As you indicated, you're trying to understand how the camera "thinks" -- this is a great way to give the camera a nudge in the right direction by indicating the one part of the exposure computation that's most important to you.


----------



## bratkinson (Jul 18, 2014)

One of the things I've discovered about Auto capabilities of my digital camera 'progression' the past 10 years or so is that Auto keeps getting 'smarter'. I sometimes put my 5D Mark iii in Auto when I'm under some really screwy, mixed indoor lighting such as LED, florescent and sunlight all lighting the scene and I have been amazed at the good results. 
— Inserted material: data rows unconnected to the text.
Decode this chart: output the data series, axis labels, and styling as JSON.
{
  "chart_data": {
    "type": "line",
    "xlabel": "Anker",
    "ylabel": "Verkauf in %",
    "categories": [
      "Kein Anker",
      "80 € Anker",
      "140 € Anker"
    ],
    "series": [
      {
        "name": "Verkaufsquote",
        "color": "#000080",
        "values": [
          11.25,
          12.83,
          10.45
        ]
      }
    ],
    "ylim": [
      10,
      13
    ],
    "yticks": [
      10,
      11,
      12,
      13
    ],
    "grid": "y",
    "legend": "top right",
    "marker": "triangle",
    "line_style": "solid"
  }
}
The algorithms used by the camera manufacturers are likely 'top secret' within the company and I'm sure they continually adjust the Auto programming to handle a little bit different than xxx situation, or whatever. But the wizards in Japan don't 'see' the desired photograph as I 'see' it. Nor do 'they' recognize when I want to shoot 'wide open' for a thin DoF, or stopped down a bit to get a group shot, or a slow shutter speed to intentionally cause some blur, etc. The automated decision logic used is based on the most common types of photographs...people pictures, scenery, tourist-type shots, baby pictures, and perhaps even some concert-type situations with flashing lights or from the back of the room. The cameras probably recognize sunrise/sunset pictures as well. But put a subject or two looking at the camera with their backs to the sun...the subjects will be underexposed as the camera is exposing for the bright sun. In low light situations, the camera will likely use a larger aperture and/or slower shutter speed and/or higher ISO speed, to get the 'best' exposure with the least amount of moving-subject blur. But it has 'limits' of how far to automatically go on each setting without getting too much noise, or too much blur, or too under exposed, etc.
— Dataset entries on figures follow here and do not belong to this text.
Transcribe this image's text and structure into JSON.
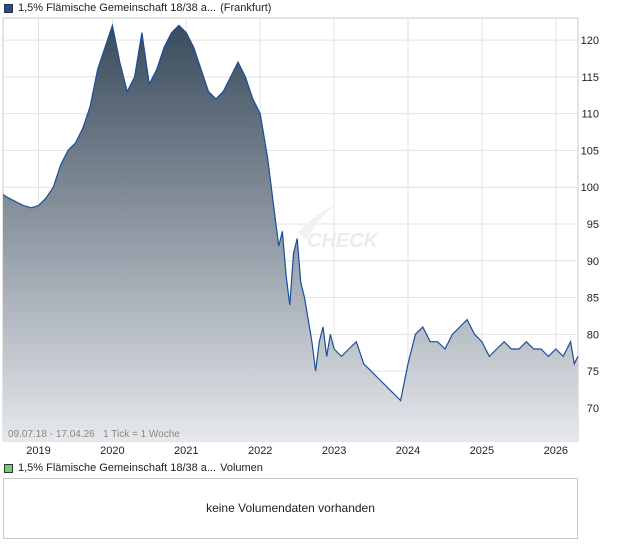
{
  "header": {
    "title": "1,5% Flämische Gemeinschaft 18/38 a...",
    "exchange": "(Frankfurt)",
    "swatch_color": "#1f4e9e"
  },
  "volume_panel": {
    "title": "1,5% Flämische Gemeinschaft 18/38 a...",
    "label": "Volumen",
    "swatch_color": "#6fcf6f",
    "message": "keine Volumendaten vorhanden"
  },
  "footer_note": "09.07.18 - 17.04.26   1 Tick = 1 Woche",
  "watermark": "CHECK",
  "chart_data": {
    "type": "area",
    "line_color": "#1a4d9c",
    "fill_gradient": [
      "#3a4b5c",
      "#e6e8ec"
    ],
    "grid": true,
    "ylim": [
      65.5,
      123
    ],
    "xlim": [
      2018.52,
      2026.3
    ],
    "yticks": [
      70,
      75,
      80,
      85,
      90,
      95,
      100,
      105,
      110,
      115,
      120
    ],
    "xticks": [
      2019,
      2020,
      2021,
      2022,
      2023,
      2024,
      2025,
      2026
    ],
    "x": [
      2018.52,
      2018.6,
      2018.7,
      2018.8,
      2018.9,
      2019.0,
      2019.1,
      2019.2,
      2019.3,
      2019.4,
      2019.5,
      2019.6,
      2019.7,
      2019.8,
      2019.9,
      2020.0,
      2020.1,
      2020.2,
      2020.3,
      2020.4,
      2020.5,
      2020.6,
      2020.7,
      2020.8,
      2020.9,
      2021.0,
      2021.1,
      2021.2,
      2021.3,
      2021.4,
      2021.5,
      2021.6,
      2021.7,
      2021.8,
      2021.9,
      2022.0,
      2022.05,
      2022.1,
      2022.15,
      2022.2,
      2022.25,
      2022.3,
      2022.35,
      2022.4,
      2022.45,
      2022.5,
      2022.55,
      2022.6,
      2022.65,
      2022.7,
      2022.75,
      2022.8,
      2022.85,
      2022.9,
      2022.95,
      2023.0,
      2023.1,
      2023.2,
      2023.3,
      2023.4,
      2023.5,
      2023.6,
      2023.7,
      2023.8,
      2023.9,
      2024.0,
      2024.1,
      2024.2,
      2024.3,
      2024.4,
      2024.5,
      2024.6,
      2024.7,
      2024.8,
      2024.9,
      2025.0,
      2025.1,
      2025.2,
      2025.3,
      2025.4,
      2025.5,
      2025.6,
      2025.7,
      2025.8,
      2025.9,
      2026.0,
      2026.1,
      2026.2,
      2026.25,
      2026.3
    ],
    "values": [
      99,
      98.5,
      98,
      97.5,
      97.2,
      97.5,
      98.5,
      100,
      103,
      105,
      106,
      108,
      111,
      116,
      119,
      122,
      117,
      113,
      115,
      121,
      114,
      116,
      119,
      121,
      122,
      121,
      119,
      116,
      113,
      112,
      113,
      115,
      117,
      115,
      112,
      110,
      107,
      104,
      100,
      96,
      92,
      94,
      88,
      84,
      91,
      93,
      87,
      85,
      82,
      79,
      75,
      79,
      81,
      77,
      80,
      78,
      77,
      78,
      79,
      76,
      75,
      74,
      73,
      72,
      71,
      76,
      80,
      81,
      79,
      79,
      78,
      80,
      81,
      82,
      80,
      79,
      77,
      78,
      79,
      78,
      78,
      79,
      78,
      78,
      77,
      78,
      77,
      79,
      76,
      77
    ]
  }
}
Perhaps the easiest way to start shooting beyond Auto mode is to use either Av (aperture priority) or Tv (time priority (shutter-speed) where you select one of the priorities and let the camera do the rest. I was at an outdoor car show a couple of months ago and shot everything in Av...f8...to get a good depth of field (DoF) of the individual cars. Zoomed in, zoomed out, sun behind me, to the side, or even in front of me, I always got most or all of each car in focus (DoF) and an accurate exposure. At other times, such as taking pictures of trains or moving cars, I've gone to Tv and set my shutter speed high enough to stop action, and let the camera do the rest. It comes down to -recognizing- when Auto won't give the results you want and then determining how to handle it fully- or semi-manually. 
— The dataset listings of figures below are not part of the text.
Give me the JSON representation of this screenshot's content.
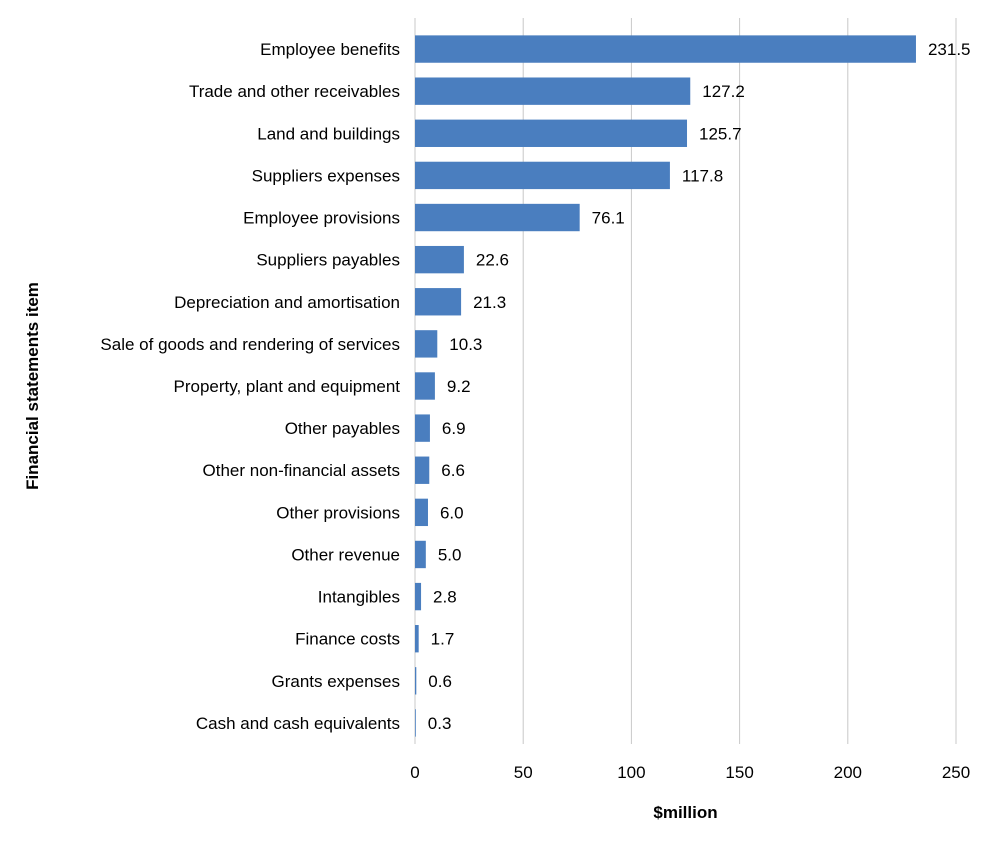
{
  "chart_data": {
    "type": "bar",
    "orientation": "horizontal",
    "categories": [
      "Employee benefits",
      "Trade and other receivables",
      "Land and buildings",
      "Suppliers expenses",
      "Employee provisions",
      "Suppliers payables",
      "Depreciation and amortisation",
      "Sale of goods and rendering of services",
      "Property, plant and equipment",
      "Other payables",
      "Other non-financial assets",
      "Other provisions",
      "Other revenue",
      "Intangibles",
      "Finance costs",
      "Grants expenses",
      "Cash and cash equivalents"
    ],
    "values": [
      231.5,
      127.2,
      125.7,
      117.8,
      76.1,
      22.6,
      21.3,
      10.3,
      9.2,
      6.9,
      6.6,
      6.0,
      5.0,
      2.8,
      1.7,
      0.6,
      0.3
    ],
    "value_labels": [
      "231.5",
      "127.2",
      "125.7",
      "117.8",
      "76.1",
      "22.6",
      "21.3",
      "10.3",
      "9.2",
      "6.9",
      "6.6",
      "6.0",
      "5.0",
      "2.8",
      "1.7",
      "0.6",
      "0.3"
    ],
    "xlabel": "$million",
    "ylabel": "Financial statements item",
    "xlim": [
      0,
      250
    ],
    "xticks": [
      "0",
      "50",
      "100",
      "150",
      "200",
      "250"
    ],
    "grid": true,
    "legend": "none",
    "colors": {
      "bar": "#4a7ebf",
      "grid": "#c8c8c8"
    }
  }
}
But it would appear that as you've been using Auto more or less exclusively, you really need to learn about the basics of photography...the exposure triangle, in particular.  Here's a site with some great tutorials...
Cambridge in Colour - Photography Tutorials & Learning Community


----------



## Braineack (Jul 18, 2014)

imagesliveon said:


> For example if I'm shooting in Low light with a say a 50mm 1.2 with the camera switched to auto will it take more advantage of the wide aperture or will the camera choose to hike the ISO or both?



it'll probably just fire the flash.

I personally dont like how the camera handles fast glass.  I tend to notice, unless it's bright out, it pegs the aperture wide open. And I don't like to shoot wide open, especially when I care about focus/usable dof.

and even with the flash, you'll probably end up with 1/60sec, f/1.2, ISO 400.


----------